Wednesday, December 09, 2009

Memed, My Hawk

Memed, My Hawk is the story after the first story, it belongs to the pantheon of first stories, and it also puts an end to all other stories, read or heard. This novel by Yashar Kemal, written several years ago, has the same sparseness and fierce ruggedness of texture and detail that the Taurus mountains have, and the economy of style, the tensions of narration elevate this novel to those heights that are usually reserved for epics. You have heard this before, you have seen it before, this is not new and yet most strikingly original, most brazenly fierce.

I read this novel earlier this year when I had stopped blogging but it had always been my intention to write a few lines in its praise, to share with a few the almost Homeric intensity and pathos of this tale, of a young boy and later man called Memed, those of the mountains, of snow and poverty and cold cruelty, of the widowed mother and the harsh thistles, of naked feet, and the poor villages, of the despotic landlord, the fierce Abdi Agha, at whose word ends the world, ends the law. Memed, wronged and humiliated, seized and tortured slaves himself to extinction. Yet rise he must, one day, and then seize and cut the hand that wields the formidable sword of that order that has gone on being unquestioned since the first story began after the first day.

Memed must also love against all his reason, for love is not his right, at least for the wrong person, the woman who is forcibly betrothed to the Agha's nephew. We have everyone and every thing against Ince Memed, the thin Memed. All seems to be lost in the end,the Agha has his powerful patrons in Ankara but Memed will not be defeated. We want Memed to do something, to restore to stone and thistle what stones and thistles have demanded since the beginning, to scale the mountains in summer and winter snow, to have some consolation, for them at least. The last image sees Memed riding into the mountains, alone and tortured, having lost his lover but having forced his knife into the Agha's breast.

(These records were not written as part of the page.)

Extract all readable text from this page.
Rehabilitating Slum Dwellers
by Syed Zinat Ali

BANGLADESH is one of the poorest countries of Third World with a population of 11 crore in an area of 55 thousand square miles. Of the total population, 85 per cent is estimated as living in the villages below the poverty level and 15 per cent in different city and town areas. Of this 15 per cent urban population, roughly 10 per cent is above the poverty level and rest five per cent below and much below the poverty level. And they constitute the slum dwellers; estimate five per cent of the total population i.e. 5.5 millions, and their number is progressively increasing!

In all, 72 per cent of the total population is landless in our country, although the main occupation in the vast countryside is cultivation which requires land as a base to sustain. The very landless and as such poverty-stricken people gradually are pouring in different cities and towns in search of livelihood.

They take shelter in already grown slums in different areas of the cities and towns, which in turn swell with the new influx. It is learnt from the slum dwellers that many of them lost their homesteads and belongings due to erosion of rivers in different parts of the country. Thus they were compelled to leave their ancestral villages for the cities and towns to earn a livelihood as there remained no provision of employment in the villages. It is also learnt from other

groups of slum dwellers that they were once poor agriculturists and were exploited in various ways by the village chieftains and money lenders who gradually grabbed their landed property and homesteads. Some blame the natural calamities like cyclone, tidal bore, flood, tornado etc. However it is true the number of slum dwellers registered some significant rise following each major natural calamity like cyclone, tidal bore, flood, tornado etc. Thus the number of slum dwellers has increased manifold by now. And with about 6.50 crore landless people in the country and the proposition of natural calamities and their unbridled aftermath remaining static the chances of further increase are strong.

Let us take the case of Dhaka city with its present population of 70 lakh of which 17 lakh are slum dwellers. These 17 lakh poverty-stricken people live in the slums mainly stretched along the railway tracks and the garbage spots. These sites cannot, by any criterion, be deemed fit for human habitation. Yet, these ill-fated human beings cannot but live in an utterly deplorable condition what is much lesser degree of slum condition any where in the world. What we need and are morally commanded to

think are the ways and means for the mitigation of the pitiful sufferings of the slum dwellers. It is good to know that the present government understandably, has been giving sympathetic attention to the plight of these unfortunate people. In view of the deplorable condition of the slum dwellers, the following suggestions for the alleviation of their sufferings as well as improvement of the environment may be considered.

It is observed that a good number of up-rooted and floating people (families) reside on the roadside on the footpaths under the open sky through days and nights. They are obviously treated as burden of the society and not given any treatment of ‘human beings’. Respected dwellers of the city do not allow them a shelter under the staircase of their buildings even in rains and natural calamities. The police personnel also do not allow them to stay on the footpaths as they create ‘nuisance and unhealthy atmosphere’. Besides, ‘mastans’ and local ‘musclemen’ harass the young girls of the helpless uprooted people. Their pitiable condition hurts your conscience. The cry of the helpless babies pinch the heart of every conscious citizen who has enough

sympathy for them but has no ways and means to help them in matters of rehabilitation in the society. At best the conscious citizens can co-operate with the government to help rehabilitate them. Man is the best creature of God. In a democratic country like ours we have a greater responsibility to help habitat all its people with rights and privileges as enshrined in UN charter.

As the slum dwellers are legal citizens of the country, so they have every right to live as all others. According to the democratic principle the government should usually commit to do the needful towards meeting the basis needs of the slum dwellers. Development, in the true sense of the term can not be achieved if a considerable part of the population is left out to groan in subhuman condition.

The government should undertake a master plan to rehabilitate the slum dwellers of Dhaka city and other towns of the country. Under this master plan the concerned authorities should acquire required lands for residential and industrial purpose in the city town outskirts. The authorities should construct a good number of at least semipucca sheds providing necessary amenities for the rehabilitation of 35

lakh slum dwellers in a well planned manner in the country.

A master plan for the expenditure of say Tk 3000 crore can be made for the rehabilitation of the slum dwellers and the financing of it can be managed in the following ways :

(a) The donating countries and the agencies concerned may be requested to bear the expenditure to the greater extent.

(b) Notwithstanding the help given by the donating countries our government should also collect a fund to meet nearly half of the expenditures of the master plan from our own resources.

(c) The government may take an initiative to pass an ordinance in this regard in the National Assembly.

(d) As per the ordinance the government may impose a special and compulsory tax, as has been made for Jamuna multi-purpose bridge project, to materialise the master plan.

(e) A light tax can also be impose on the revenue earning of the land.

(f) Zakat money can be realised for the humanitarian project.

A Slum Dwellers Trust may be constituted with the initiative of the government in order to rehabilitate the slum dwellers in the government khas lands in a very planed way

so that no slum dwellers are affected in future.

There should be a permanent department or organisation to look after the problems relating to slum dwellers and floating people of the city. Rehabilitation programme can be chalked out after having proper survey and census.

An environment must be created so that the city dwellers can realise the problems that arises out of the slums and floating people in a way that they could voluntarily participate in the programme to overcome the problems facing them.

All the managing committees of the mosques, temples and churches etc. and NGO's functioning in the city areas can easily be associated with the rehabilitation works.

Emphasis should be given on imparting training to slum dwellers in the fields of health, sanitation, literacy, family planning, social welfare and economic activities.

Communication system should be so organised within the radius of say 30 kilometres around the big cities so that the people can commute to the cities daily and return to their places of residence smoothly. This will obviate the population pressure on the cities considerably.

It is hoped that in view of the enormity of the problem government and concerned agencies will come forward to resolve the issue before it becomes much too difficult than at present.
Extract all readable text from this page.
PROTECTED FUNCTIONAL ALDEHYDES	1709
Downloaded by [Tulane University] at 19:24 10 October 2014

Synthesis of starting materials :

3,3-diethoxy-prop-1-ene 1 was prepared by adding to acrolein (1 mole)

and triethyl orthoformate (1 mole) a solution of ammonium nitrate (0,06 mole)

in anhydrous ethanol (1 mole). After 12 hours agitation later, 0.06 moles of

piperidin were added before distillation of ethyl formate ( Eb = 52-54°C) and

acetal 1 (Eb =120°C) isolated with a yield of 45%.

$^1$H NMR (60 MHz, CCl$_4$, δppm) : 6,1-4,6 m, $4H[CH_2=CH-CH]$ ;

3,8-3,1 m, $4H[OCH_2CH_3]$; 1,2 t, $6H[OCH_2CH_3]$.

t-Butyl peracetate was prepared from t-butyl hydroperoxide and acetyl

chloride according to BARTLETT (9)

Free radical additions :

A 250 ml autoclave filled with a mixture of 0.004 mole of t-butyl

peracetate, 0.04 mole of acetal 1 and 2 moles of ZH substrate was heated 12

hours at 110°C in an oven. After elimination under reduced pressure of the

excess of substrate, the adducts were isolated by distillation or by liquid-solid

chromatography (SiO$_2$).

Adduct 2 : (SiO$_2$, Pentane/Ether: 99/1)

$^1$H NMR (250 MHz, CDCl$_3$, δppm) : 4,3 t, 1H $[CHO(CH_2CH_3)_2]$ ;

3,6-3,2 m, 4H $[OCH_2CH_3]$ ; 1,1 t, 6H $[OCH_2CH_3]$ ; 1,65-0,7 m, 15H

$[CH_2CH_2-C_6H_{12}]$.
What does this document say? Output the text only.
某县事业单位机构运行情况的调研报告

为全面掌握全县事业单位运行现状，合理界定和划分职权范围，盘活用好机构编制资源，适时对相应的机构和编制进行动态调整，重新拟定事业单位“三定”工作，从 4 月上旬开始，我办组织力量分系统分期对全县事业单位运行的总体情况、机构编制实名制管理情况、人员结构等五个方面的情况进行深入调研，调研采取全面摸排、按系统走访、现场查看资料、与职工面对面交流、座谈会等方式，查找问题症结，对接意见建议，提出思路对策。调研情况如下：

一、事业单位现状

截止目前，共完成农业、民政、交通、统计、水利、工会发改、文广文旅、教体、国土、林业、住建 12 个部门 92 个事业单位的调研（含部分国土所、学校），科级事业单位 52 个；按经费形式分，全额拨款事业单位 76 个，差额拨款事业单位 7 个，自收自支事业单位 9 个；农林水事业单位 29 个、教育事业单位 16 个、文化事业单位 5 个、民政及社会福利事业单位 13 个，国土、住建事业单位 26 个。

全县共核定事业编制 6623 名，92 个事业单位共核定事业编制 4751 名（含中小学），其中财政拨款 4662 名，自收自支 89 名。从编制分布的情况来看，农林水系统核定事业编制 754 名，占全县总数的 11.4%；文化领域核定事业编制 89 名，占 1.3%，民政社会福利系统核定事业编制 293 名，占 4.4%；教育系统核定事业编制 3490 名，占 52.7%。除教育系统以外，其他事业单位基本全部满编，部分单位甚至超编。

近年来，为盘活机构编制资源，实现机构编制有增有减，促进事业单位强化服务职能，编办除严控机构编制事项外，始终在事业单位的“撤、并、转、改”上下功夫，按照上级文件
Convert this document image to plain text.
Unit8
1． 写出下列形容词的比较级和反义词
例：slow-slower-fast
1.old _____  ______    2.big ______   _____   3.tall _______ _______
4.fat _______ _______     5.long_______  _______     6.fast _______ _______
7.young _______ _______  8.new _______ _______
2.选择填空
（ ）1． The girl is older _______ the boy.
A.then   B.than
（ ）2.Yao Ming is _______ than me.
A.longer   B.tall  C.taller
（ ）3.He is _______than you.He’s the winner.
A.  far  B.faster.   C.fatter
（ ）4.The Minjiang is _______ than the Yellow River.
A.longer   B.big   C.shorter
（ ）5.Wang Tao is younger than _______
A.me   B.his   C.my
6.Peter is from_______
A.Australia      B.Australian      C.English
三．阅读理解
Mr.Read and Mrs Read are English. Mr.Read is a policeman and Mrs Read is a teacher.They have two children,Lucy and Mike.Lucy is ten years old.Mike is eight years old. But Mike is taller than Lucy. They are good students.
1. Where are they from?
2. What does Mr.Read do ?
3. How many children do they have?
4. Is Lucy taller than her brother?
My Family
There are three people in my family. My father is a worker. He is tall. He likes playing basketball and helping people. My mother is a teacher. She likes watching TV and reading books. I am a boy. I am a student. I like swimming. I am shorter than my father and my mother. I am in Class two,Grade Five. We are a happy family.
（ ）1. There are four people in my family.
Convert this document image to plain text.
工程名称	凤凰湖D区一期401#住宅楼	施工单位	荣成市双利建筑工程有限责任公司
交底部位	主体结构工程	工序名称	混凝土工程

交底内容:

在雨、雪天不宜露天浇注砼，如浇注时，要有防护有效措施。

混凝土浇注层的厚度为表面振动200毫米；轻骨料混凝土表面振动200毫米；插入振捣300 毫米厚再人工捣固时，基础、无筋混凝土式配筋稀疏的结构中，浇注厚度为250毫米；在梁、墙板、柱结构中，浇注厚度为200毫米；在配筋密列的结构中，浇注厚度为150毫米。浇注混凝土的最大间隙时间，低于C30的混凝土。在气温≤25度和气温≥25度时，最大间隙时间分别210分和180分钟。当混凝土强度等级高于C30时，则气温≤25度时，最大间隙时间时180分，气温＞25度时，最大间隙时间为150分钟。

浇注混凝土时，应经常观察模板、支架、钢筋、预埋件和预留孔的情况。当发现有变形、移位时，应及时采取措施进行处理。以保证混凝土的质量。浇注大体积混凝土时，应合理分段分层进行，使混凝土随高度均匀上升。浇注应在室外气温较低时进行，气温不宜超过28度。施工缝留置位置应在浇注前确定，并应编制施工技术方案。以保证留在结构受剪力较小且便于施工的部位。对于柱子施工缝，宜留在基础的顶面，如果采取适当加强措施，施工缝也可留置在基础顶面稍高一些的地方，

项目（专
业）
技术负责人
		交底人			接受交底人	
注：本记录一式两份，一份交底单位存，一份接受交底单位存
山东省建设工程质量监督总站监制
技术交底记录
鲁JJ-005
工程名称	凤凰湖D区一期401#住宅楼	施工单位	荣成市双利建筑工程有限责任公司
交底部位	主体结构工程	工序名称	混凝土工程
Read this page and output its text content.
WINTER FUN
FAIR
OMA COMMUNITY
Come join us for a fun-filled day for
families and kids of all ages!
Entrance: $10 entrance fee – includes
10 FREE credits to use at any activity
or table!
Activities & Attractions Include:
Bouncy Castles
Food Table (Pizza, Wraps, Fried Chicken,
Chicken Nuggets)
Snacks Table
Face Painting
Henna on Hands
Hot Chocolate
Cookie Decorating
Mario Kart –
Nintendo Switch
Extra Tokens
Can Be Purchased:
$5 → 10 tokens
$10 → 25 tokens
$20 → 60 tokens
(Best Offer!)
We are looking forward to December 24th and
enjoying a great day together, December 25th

We have heard these fables before and the darkening gloom of times has never faltered in covering these individulas up; but this is also a tale of those whose tales have not been told before. It is epic because it is so serenely magnificent, so unquestioningly accepting of those timeless inequalities that have lumbered man and beast and mountain.This story rises from the soil for it is of the soil, it has the Russsification of detail and melancholy of touch, it is an Eastern epic like only an Eastern epic can be. It is of the marginal but the prose is never so; Kemal gives it the edge of marching troops and sturdy hooves, the palpitations of time, the luxury of the last kiss in a cave high up when all is lost. Yashar Kemal's Memed must be read before all tales are read and after all tales have come to an end.